Las referencias en torno a la forma en que ha operado la estrategia monetaria flexible no son abundantes, y las descripciones conocidas tampoco son del todo claras.25 Dorta y Guerra (2003, p. 8), por ejemplo, indican, que la estrategia "estableció un corredor para la variable intermedia, dinero base, mientras que el BCV señalizaba el perfil de su política mediante la tasa de interés de corto plazo de las operaciones de repos". Pero Pagliacci y Ruda (2004, p. 3) señalan que: "en la estrategia monetaria flexible, las acciones de política se definen como los movimientos de las tasas de interés ofrecidas por el Banco Central en las operaciones de mercado abierto". A primera vista pareciera presentarse una ambigüedad en torno al objetivo intermedio de la estrategia. Sin embargo, Olivo (2003) explica que aunque un corredor para el dinero base funge como variable intermedia, la variable operativa para ajustar el dinero base al nivel deseado es la tasa de interés de corto plazo.

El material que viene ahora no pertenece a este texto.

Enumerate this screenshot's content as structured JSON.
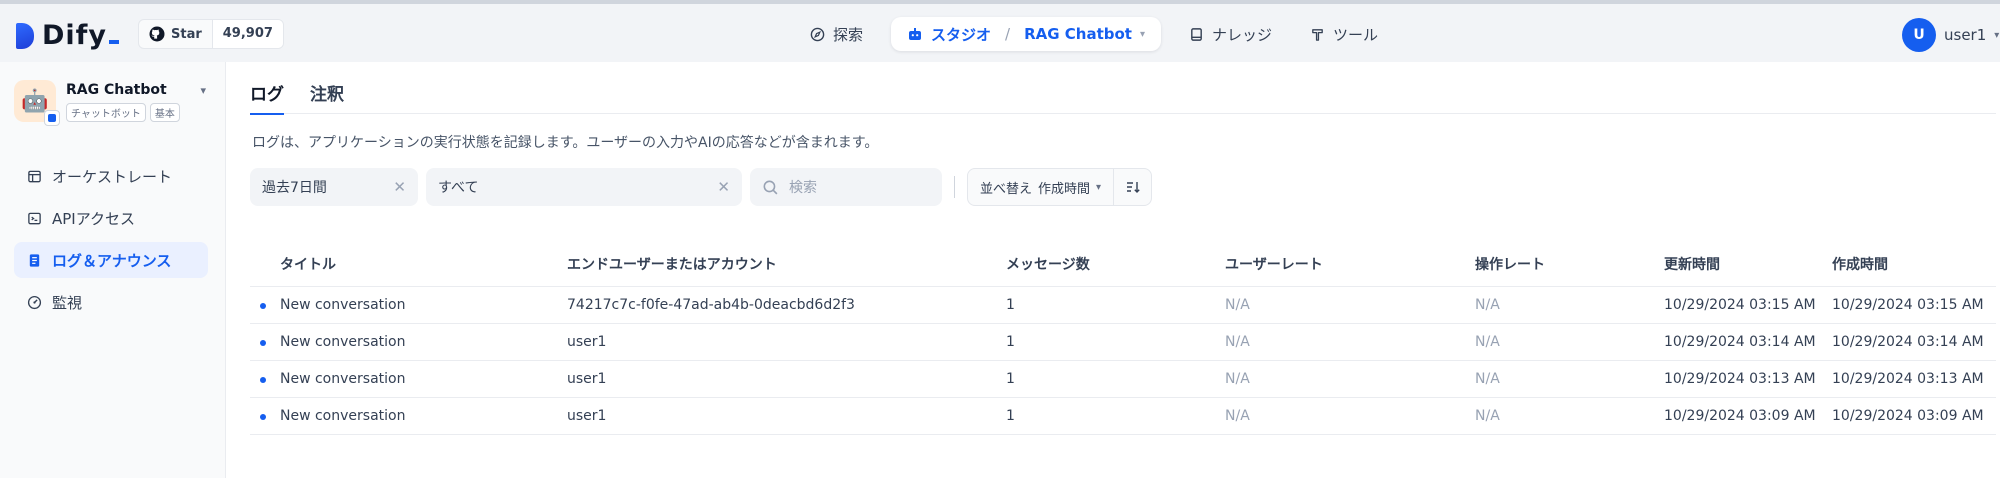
{
  "header": {
    "brand": "Dify",
    "github": {
      "label": "Star",
      "count": "49,907"
    },
    "nav": [
      {
        "label": "探索",
        "icon": "compass-icon"
      },
      {
        "label": "スタジオ",
        "icon": "robot-icon",
        "sub": "RAG Chatbot"
      },
      {
        "label": "ナレッジ",
        "icon": "book-icon"
      },
      {
        "label": "ツール",
        "icon": "hammer-icon"
      }
    ],
    "user": {
      "initial": "U",
      "name": "user1"
    }
  },
  "sidebar": {
    "app": {
      "name": "RAG Chatbot",
      "type": "チャットボット",
      "mode": "基本"
    },
    "items": [
      {
        "label": "オーケストレート",
        "icon": "layout-icon"
      },
      {
        "label": "APIアクセス",
        "icon": "terminal-icon"
      },
      {
        "label": "ログ＆アナウンス",
        "icon": "document-icon",
        "active": true
      },
      {
        "label": "監視",
        "icon": "gauge-icon"
      }
    ]
  },
  "main": {
    "tabs": [
      {
        "label": "ログ",
        "active": true
      },
      {
        "label": "注釈"
      }
    ],
    "description": "ログは、アプリケーションの実行状態を記録します。ユーザーの入力やAIの応答などが含まれます。",
    "filters": {
      "period": "過去7日間",
      "status": "すべて",
      "search_placeholder": "検索",
      "sort_prefix": "並べ替え",
      "sort_value": "作成時間"
    },
    "table": {
      "columns": [
        "タイトル",
        "エンドユーザーまたはアカウント",
        "メッセージ数",
        "ユーザーレート",
        "操作レート",
        "更新時間",
        "作成時間"
      ],
      "rows": [
        [
          "New conversation",
          "74217c7c-f0fe-47ad-ab4b-0deacbd6d2f3",
          "1",
          "N/A",
          "N/A",
          "10/29/2024 03:15 AM",
          "10/29/2024 03:15 AM"
        ],
        [
          "New conversation",
          "user1",
          "1",
          "N/A",
          "N/A",
          "10/29/2024 03:14 AM",
          "10/29/2024 03:14 AM"
        ],
        [
          "New conversation",
          "user1",
          "1",
          "N/A",
          "N/A",
          "10/29/2024 03:13 AM",
          "10/29/2024 03:13 AM"
        ],
        [
          "New conversation",
          "user1",
          "1",
          "N/A",
          "N/A",
          "10/29/2024 03:09 AM",
          "10/29/2024 03:09 AM"
        ]
      ]
    }
  },
  "colors": {
    "accent": "#155eef",
    "muted": "#98a2b3"
  }
}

La estrategia monetaria flexible asume, por tanto, que la base monetaria está sujeta al control del Banco Central a través del manejo de la tasa de interés de corto plazo. En torno a la cuestión de como el comportamiento de las tasas incide en la evolución de la base monetaria, no existe evidencia empírica sólida para Venezuela como tampoco una explicación acabada de los mecanismos de transmisión. Es plausible suponer, que el BCV intenta conocer a priori la demanda de dinero e incidir parcialmente en ella con cambios provocados en la tasa de interés, para luego acomodar, según sea el valor del multiplicador monetario, la oferta de dinero base a un nivel consistente con el equilibrio en el mercado monetario.26 Pero no está de más recordar que la consecución de un programa monetario de esta naturaleza supone entonces conocer y predecir el comportamiento de la demanda de dinero (específicamente sus reacciones a cambios en las tasas), supone además un multiplicador estable y predecible, y adicionalmente un control férreo de la base monetaria. Ninguna de estas condiciones parece estar garantizada a decir de los argumentos y la evidencia antes presentada en este trabajo. Si algún control puede ejercer el Banco Central en esta secuencia de acciones, éste se da sólo sobre las tasas de interés y a través de las operaciones Repo de inyección o Repo y certificados de absorción.27 Los demás es estricta especulación. La Figura 17 muestra una panorámica del comportamiento de las tasas bancarias en comparación con los rendimientos promedios mensuales obtenidos en las operaciones de mercado abierto, y cuan ceñidas han estado unas a otras desde que se inició la 'estrategia monetaria flexible' en abril de 2002.

 

 

La identificación del objetivo final de la política monetaria al interior de la 'estrategia monetaria flexible' tampoco es trivial. Al respecto Pagliacci y Ruda (2004, p. 3) señalan nuevamente: "movimientos en las tasas de interés son decididos en función de comportamiento de diversos indicadores, entre los cuales se encuentran la inflación, la actividad económica, los agregados monetarios y el tipo de cambio." Descripciones como estas abren un sin número de interrogantes ¿Son todas y cada una de estas variables objetivos finales de la política monetaria? ¿Cómo es que el Banco Central logra consolidar con un instrumento tal número de objetivos? ¿Pueden efectivamente conciliarse objetivos como los señalados que a menudo lucen como inconsistentes? De hecho Pagliacci y Ruda (2004, p. 4) albergan razonablemente el mismo tipo de dudas cuando señalan que "esta multiplicidad de objetivos implícitamente anunciados por la autoridad monetaria, y posibles cambios en la ponderación relativa, podrían permitir conjeturar que las acciones de política monetaria pudiesen no tener efectos sobre el mercado, debido a que son percibidas como inconsistentes en el tiempo". Dorta y Guerra (2003) intentan despejar estas dudas indicando que el objetivo sigue siendo minimizar el desvío de la inflación respecto de su meta evaluando el comportamiento de la actividad económica, el crecimiento de los agregados monetarios, el gasto público, el tipo de cambio, etc..., variables que presumiblemente serían los argumentos de una función de inflación.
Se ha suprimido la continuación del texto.